Monday, October 17, 2011

Collateral Consequences of Criminal Record: NACDL to Start Task Force

NACDL released today that they will be holding an inaugural hearing in Chicago, Ill. this Thursday and Friday to address the issue of the criminal record syndrome. It goes something like this: Potential Employer: Have you been convicted of a felony? Potential Applicant: Yes, as a juvenile. The collateral consequences of a criminal conviction are far reaching and NACDL proposes to address the issue starting this week in Chicago for two days of hearings from
Press Release(Oct. 17, 2011) – It has been reported that as many as one in four American adults have a criminal record, some 65 million people.
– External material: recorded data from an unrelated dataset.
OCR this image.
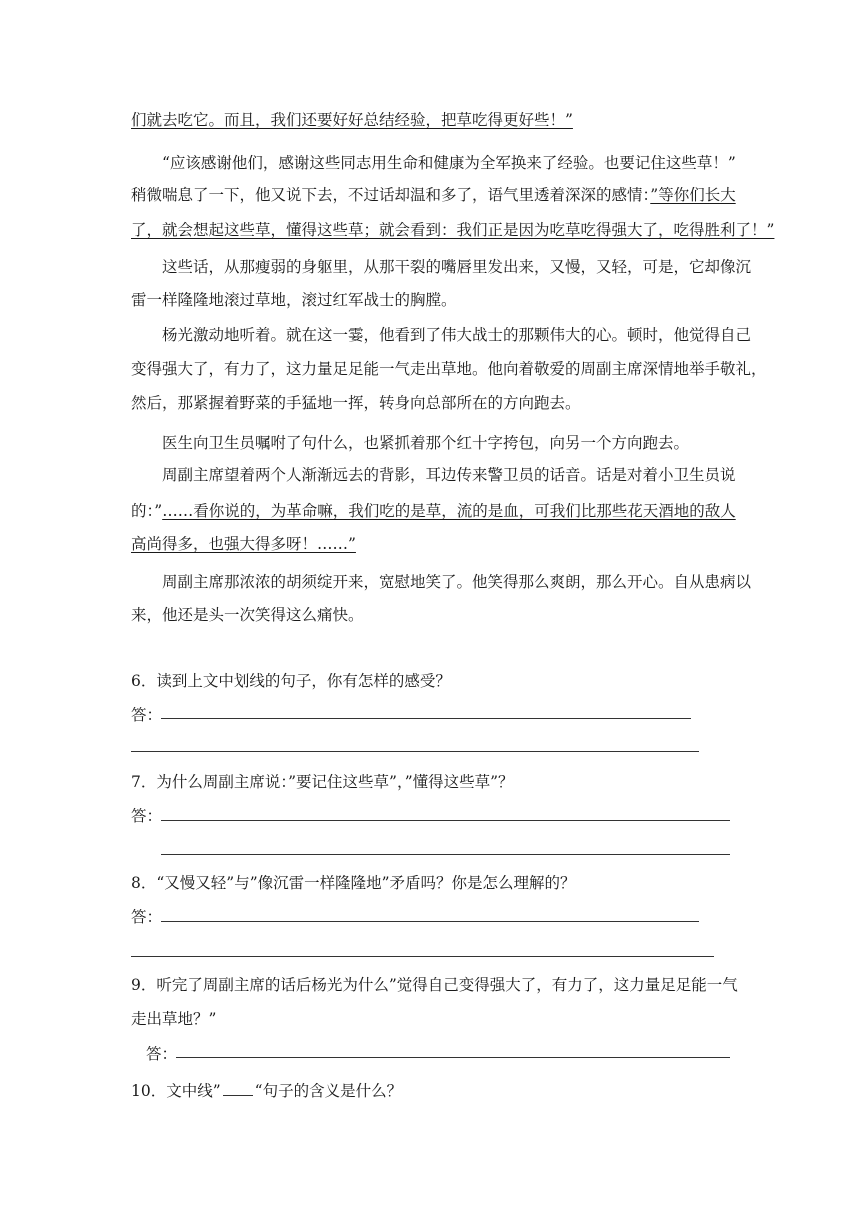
们就去吃它。而且，我们还要好好总结经验，把草吃得更好些！”
“应该感谢他们，感谢这些同志用生命和健康为全军换来了经验。也要记住这些草！”
稍微喘息了一下，他又说下去，不过话却温和多了，语气里透着深深的感情：”等你们长大
了，就会想起这些草，懂得这些草；就会看到：我们正是因为吃草吃得强大了，吃得胜利了！”
这些话，从那瘦弱的身躯里，从那干裂的嘴唇里发出来，又慢，又轻，可是，它却像沉
雷一样隆隆地滚过草地，滚过红军战士的胸膛。
杨光激动地听着。就在这一霎，他看到了伟大战士的那颗伟大的心。顿时，他觉得自己
变得强大了，有力了，这力量足足能一气走出草地。他向着敬爱的周副主席深情地举手敬礼，
然后，那紧握着野菜的手猛地一挥，转身向总部所在的方向跑去。
医生向卫生员嘱咐了句什么，也紧抓着那个红十字挎包，向另一个方向跑去。
周副主席望着两个人渐渐远去的背影，耳边传来警卫员的话音。话是对着小卫生员说
的：”……看你说的，为革命嘛，我们吃的是草，流的是血，可我们比那些花天酒地的敌人
高尚得多，也强大得多呀！……”
周副主席那浓浓的胡须绽开来，宽慰地笑了。他笑得那么爽朗，那么开心。自从患病以
来，他还是头一次笑得这么痛快。
6．读到上文中划线的句子，你有怎样的感受？
答：
7．为什么周副主席说：”要记住这些草”，”懂得这些草”？
答：
8．“又慢又轻”与”像沉雷一样隆隆地”矛盾吗？你是怎么理解的？
答：
9．听完了周副主席的话后杨光为什么”觉得自己变得强大了，有力了，这力量足足能一气
走出草地？”
答：
10．文中线” “句子的含义是什么？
The National Association of Criminal Defense Lawyers (NACDL) is a leading national voice calling attention to this matter of significant public concern -- the vast expansion in recent decades of the criminal law and its intended and unintended consequences in American society. In addition to its ongoing work in our courts, legislatures and the public square to combat the overcriminalization of conduct in U.S. society, NACDL is also focused on the consequences of conviction – specific legal barriers, generalized discrimination, and social stigma – which have likewise become more numerous and severe, more public, and more permanent. They affect jobs and licenses, housing, public benefits, judicial rights, parental rights, interstate travel, and even volunteer opportunities. To this end, NACDL recently established the national Task Force on Restoration of Rights and Status After Conviction to undertake an inquiry into how legal mechanisms for relief from the collateral consequences of conviction are actually working, in state and federal systems, and develop comprehensive proposals for reform. The co-Chairs of the Task Force are attorneys Rick Jones of New York City and Vicki Young of San Francisco. The Task Force will be holding its inaugural hearing in Chicago, Ill., this Thursday and Friday, Oct. 20 and 21, 2011. Approximately two dozen witnesses over the course of two full days will testify before the task force providing a range of personal and professional experiences, perspectives and expertise on the important practical issues surrounding barriers to re-entry and the collateral consequences of a criminal record. Witnesses will include Judge Paul Biebel, Presiding Judge, Cook County Circuit Court, Criminal Division and John Schomberg, General Counsel, Office of the Governor of Illinois, as well as individuals who themselves confronted barriers to re-entry and other stakeholders.